The bid launched this Thursday by the Otis Group for 49.99% of the capital it does not own in its Spanish subsidiary is 7 euros per share ?? 6,926 discounting the confirmed dividend for October of 0.074 euros per share ??. In total, the operation would close at around 1,600 million euros, according to the data provided to the CNMV.
“Likewise, the offer price will be reduced by the gross amount per share of any distribution of dividends, reserves or issue or distribution premium from the date of this announcement,” notes the Bankinter team of analysts.
If the requirements are met, Otis will exercise the forced sale at the same price as the offer. In the event that the conditions required for a forced sale are not met, but reach a minimum participation of 75%, it will promote the exclusion of negotiation. “If neither of the two previous situations is met, Otis will promote a new exclusion offer as soon as possible,” they add in Bankinter.
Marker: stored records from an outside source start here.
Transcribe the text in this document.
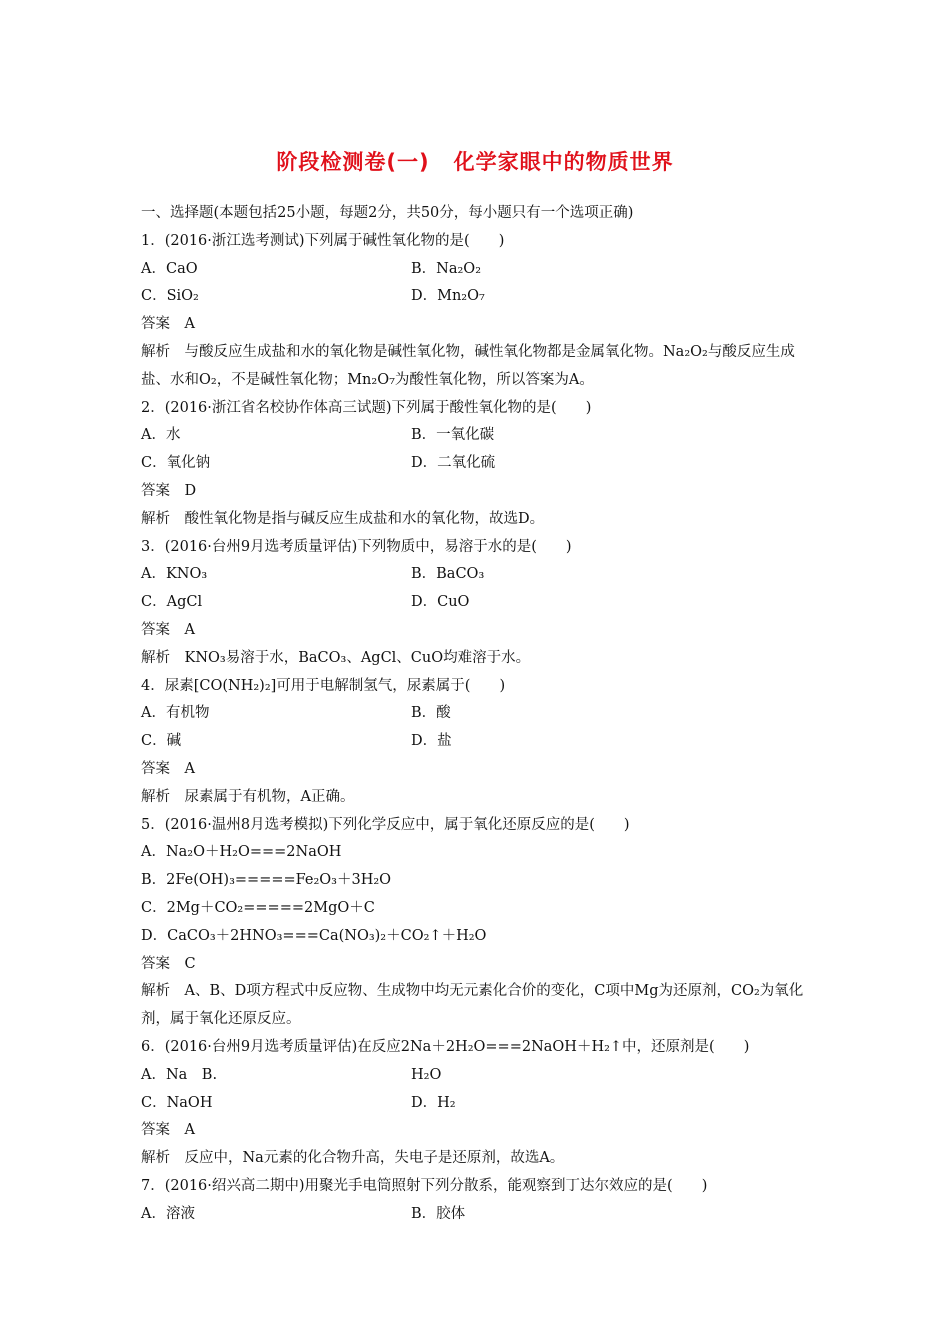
阶段检测卷(一) 化学家眼中的物质世界
一、选择题(本题包括25小题，每题2分，共50分，每小题只有一个选项正确)
1．(2016·浙江选考测试)下列属于碱性氧化物的是(　　)
A．CaO	B．Na₂O₂
C．SiO₂	D．Mn₂O₇
答案　A
解析　与酸反应生成盐和水的氧化物是碱性氧化物，碱性氧化物都是金属氧化物。Na₂O₂与酸反应生成盐、水和O₂，不是碱性氧化物；Mn₂O₇为酸性氧化物，所以答案为A。
2．(2016·浙江省名校协作体高三试题)下列属于酸性氧化物的是(　　)
A．水	B．一氧化碳
C．氧化钠	D．二氧化硫
答案　D
解析　酸性氧化物是指与碱反应生成盐和水的氧化物，故选D。
3．(2016·台州9月选考质量评估)下列物质中，易溶于水的是(　　)
A．KNO₃	B．BaCO₃
C．AgCl	D．CuO
答案　A
解析　KNO₃易溶于水，BaCO₃、AgCl、CuO均难溶于水。
4．尿素[CO(NH₂)₂]可用于电解制氢气，尿素属于(　　)
A．有机物	B．酸
C．碱	D．盐
答案　A
解析　尿素属于有机物，A正确。
5．(2016·温州8月选考模拟)下列化学反应中，属于氧化还原反应的是(　　)
A．Na₂O＋H₂O===2NaOH
B．2Fe(OH)₃=====Fe₂O₃＋3H₂O
C．2Mg＋CO₂=====2MgO＋C
D．CaCO₃＋2HNO₃===Ca(NO₃)₂＋CO₂↑＋H₂O
答案　C
解析　A、B、D项方程式中反应物、生成物中均无元素化合价的变化，C项中Mg为还原剂，CO₂为氧化剂，属于氧化还原反应。
6．(2016·台州9月选考质量评估)在反应2Na＋2H₂O===2NaOH＋H₂↑中，还原剂是(　　)
A．Na　B.	H₂O
C．NaOH	D．H₂
答案　A
解析　反应中，Na元素的化合物升高，失电子是还原剂，故选A。
7．(2016·绍兴高二期中)用聚光手电筒照射下列分散系，能观察到丁达尔效应的是(　　)
A．溶液	B．胶体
The price of the exclusion offer represents a premium of 30.8% over the closing of the stock market the day before and 4.5% with respect to the valuation of the analysts, which reached 6.7 euros, on average. The shares of the elevator company rose to 34.4% at the opening of the session on Thursday, reaching 7.19 euros in this bullish peak.
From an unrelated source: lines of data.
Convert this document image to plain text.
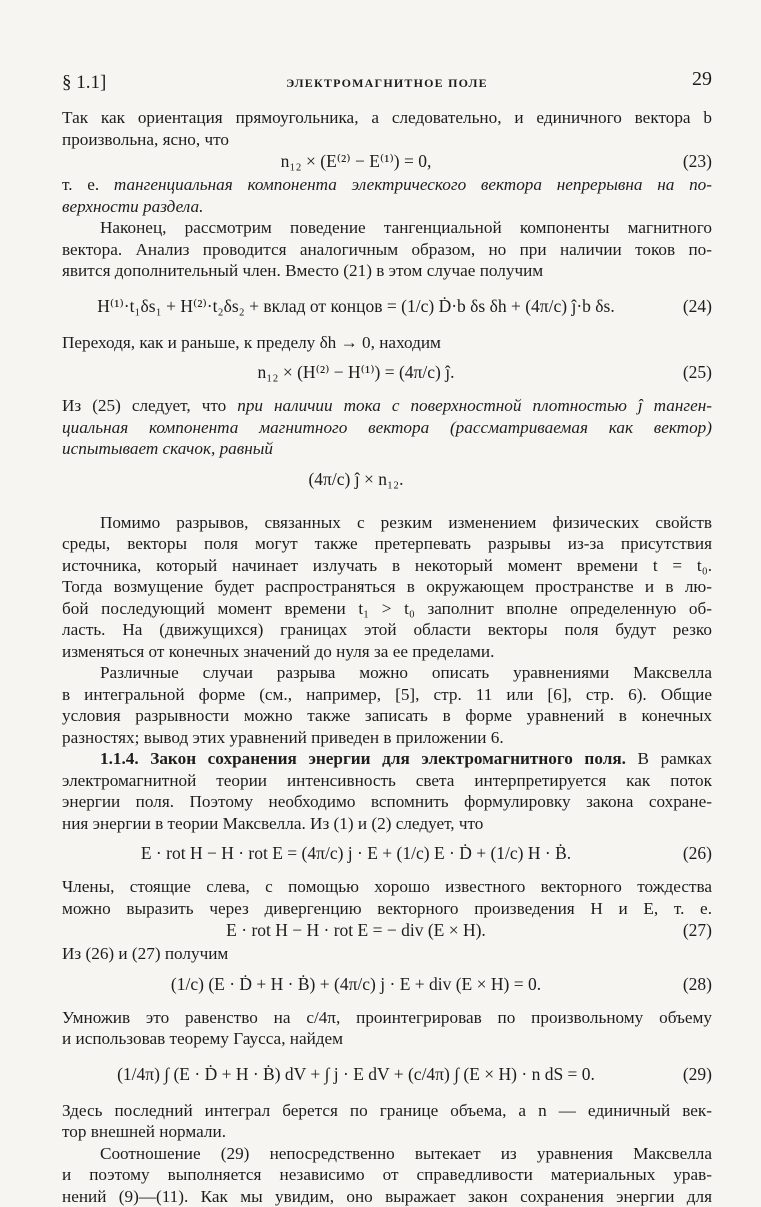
§ 1.1]	ЭЛЕКТРОМАГНИТНОЕ ПОЛЕ	29

Так как ориентация прямоугольника, а следовательно, и единичного вектора b

произвольна, ясно, что

n₁₂ × (E⁽²⁾ − E⁽¹⁾) = 0,	(23)

т. е. тангенциальная компонента электрического вектора непрерывна на по-

верхности раздела.

Наконец, рассмотрим поведение тангенциальной компоненты магнитного

вектора. Анализ проводится аналогичным образом, но при наличии токов по-

явится дополнительный член. Вместо (21) в этом случае получим

H⁽¹⁾·t₁δs₁ + H⁽²⁾·t₂δs₂ + вклад от концов = (1/c) Ḋ·b δs δh + (4π/c) ĵ·b δs.	(24)

Переходя, как и раньше, к пределу δh → 0, находим

n₁₂ × (H⁽²⁾ − H⁽¹⁾) = (4π/c) ĵ.	(25)

Из (25) следует, что при наличии тока с поверхностной плотностью ĵ танген-

циальная компонента магнитного вектора (рассматриваемая как вектор)

испытывает скачок, равный

(4π/c) ĵ × n₁₂.

Помимо разрывов, связанных с резким изменением физических свойств

среды, векторы поля могут также претерпевать разрывы из-за присутствия

источника, который начинает излучать в некоторый момент времени t = t₀.

Тогда возмущение будет распространяться в окружающем пространстве и в лю-

бой последующий момент времени t₁ > t₀ заполнит вполне определенную об-

ласть. На (движущихся) границах этой области векторы поля будут резко

изменяться от конечных значений до нуля за ее пределами.

Различные случаи разрыва можно описать уравнениями Максвелла

в интегральной форме (см., например, [5], стр. 11 или [6], стр. 6). Общие

условия разрывности можно также записать в форме уравнений в конечных

разностях; вывод этих уравнений приведен в приложении 6.

1.1.4. Закон сохранения энергии для электромагнитного поля. В рамках

электромагнитной теории интенсивность света интерпретируется как поток

энергии поля. Поэтому необходимо вспомнить формулировку закона сохране-

ния энергии в теории Максвелла. Из (1) и (2) следует, что

E · rot H − H · rot E = (4π/c) j · E + (1/c) E · Ḋ + (1/c) H · Ḃ.	(26)

Члены, стоящие слева, с помощью хорошо известного векторного тождества

можно выразить через дивергенцию векторного произведения H и E, т. е.

E · rot H − H · rot E = − div (E × H).	(27)

Из (26) и (27) получим

(1/c) (E · Ḋ + H · Ḃ) + (4π/c) j · E + div (E × H) = 0.	(28)

Умножив это равенство на c/4π, проинтегрировав по произвольному объему

и использовав теорему Гаусса, найдем

(1/4π) ∫ (E · Ḋ + H · Ḃ) dV + ∫ j · E dV + (c/4π) ∫ (E × H) · n dS = 0.	(29)

Здесь последний интеграл берется по границе объема, а n — единичный век-

тор внешней нормали.

Соотношение (29) непосредственно вытекает из уравнения Максвелла

и поэтому выполняется независимо от справедливости материальных урав-

нений (9)—(11). Как мы увидим, оно выражает закон сохранения энергии для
The premium offered by Otis is practically in line with the average target price of the group of experts that follows the Zardoya price, falling below two of the last known valuations within this consensus, before the operation was known.
The 7 euros of the takeover bid is almost 8% away from the target price of 7.6 euros calculated by Caixabank BPI and up to 18% below the 8.58 euros of Alphavalue / Baader.
This same Thursday, different analysis houses such as GVC Gaesco, Oddo BHF or JB Capital have accepted the price of the exclusion bid, according to Bloomberg. “This is good news, since the offer is in cash and represents a premium of 25% over the average price of 2021, and 3.5% over the average for 2019,” explain Bankinter experts, who consider that ” The risk would be to stay in a very illiquid share , in which Otis already has control and which could later be excluded (Otis already owns 50.01% of the capital of Zardoya Otis, 50.07% of the voting rights ) “.
The exclusion of Zardoya from the Spanish stock market would occur after losing around a quarter of its value in the last five years, and it joins the recent ones of Euskaltel, after the acquisition of MásMóvil, and that of Codere due to liquidation.
The manufacturer earned 140 million euros in 2020, a figure similar to 2019, thanks to the weight of maintenance contracts and other services in its business (about 70% of revenues). Analysts project that this 2021 will achieve a net profit of 145 million and a growth of 25% for 2024 (see graph). Zardoya’s earnings topped $ 200 million a decade ago.
The offer would imply an implicit PER (times that the profit is included in the share price) according to the profit forecast for 2021 of 22.6 times, with the average multiplier of the last 10 years being around 24. “Therefore If the market price exceeds the price of the offer, we would sell partially. Otherwise, we would wait for its presentation and we would go to the offer, “Bankinter recommends.